FDD & Legal

FDD Item 5 (Initial Fees)

Also known as:Item 5Initial Franchise Fee Disclosure
Definition

The FDD section that discloses the initial franchise fee and any other fees the franchisee pays before opening — including the amount, when each payment is due, and whether any portion is refundable.

What it means in practice

Item 5 of the FDD covers all upfront payments a franchisee makes to the franchisor before opening their unit. The most prominent line is the initial franchise fee — typically $20,000-$60,000 for service and retail franchises, $35,000-$75,000 for food service.

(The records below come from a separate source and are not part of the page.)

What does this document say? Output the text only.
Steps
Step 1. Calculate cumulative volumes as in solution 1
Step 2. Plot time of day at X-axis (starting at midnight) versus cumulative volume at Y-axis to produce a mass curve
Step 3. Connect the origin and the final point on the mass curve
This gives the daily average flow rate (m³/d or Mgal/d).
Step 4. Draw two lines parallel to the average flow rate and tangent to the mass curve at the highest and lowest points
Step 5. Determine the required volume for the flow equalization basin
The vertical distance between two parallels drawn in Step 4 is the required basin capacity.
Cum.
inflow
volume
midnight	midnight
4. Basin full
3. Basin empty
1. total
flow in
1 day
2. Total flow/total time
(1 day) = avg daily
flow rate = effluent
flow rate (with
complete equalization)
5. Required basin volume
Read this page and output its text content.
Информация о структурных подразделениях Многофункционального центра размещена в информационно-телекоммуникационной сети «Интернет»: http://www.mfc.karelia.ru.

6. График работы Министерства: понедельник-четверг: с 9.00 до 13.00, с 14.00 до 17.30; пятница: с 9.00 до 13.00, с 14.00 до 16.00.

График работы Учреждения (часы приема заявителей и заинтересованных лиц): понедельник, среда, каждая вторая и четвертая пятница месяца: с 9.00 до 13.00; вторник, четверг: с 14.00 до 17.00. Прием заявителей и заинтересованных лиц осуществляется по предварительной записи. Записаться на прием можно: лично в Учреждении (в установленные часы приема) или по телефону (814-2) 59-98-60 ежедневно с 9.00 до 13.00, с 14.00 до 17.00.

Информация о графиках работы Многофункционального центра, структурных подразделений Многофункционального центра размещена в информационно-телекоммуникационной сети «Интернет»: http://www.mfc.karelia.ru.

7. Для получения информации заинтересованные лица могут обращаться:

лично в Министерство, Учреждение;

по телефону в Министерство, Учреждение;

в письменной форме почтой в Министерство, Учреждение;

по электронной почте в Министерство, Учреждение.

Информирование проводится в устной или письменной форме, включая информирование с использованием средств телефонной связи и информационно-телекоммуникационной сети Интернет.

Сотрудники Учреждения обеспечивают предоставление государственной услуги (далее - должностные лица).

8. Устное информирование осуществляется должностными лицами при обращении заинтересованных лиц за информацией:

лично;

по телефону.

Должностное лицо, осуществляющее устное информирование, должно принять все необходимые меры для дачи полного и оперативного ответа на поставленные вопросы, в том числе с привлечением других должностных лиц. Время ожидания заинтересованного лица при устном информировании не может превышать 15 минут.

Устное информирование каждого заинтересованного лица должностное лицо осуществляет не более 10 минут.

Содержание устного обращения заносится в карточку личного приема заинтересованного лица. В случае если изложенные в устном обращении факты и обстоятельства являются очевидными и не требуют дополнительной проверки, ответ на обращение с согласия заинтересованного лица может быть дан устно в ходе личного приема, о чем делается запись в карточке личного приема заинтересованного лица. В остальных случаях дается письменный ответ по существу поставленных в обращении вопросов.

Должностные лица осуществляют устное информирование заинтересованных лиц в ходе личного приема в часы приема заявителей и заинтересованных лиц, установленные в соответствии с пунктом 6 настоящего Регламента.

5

Beyond the initial fee, Item 5 also discloses any other pre-opening payments: training fees, technology setup fees, opening assistance fees, transfer fees from a prior franchisee, and similar one-time costs. Each must be itemized with the amount, payment timing, and any refund conditions.

Item 5 is paired with Item 6 (recurring/contingent fees) and Item 7 (total estimated initial investment, including third-party costs). Together these three items determine how a candidate evaluates the financial commitment.

A common Item 5 mistake is under-pricing the initial franchise fee out of nervousness. Setting the fee below your real onboarding cost signals a low-value system to serious operators while attracting under-capitalized candidates who fail in year two.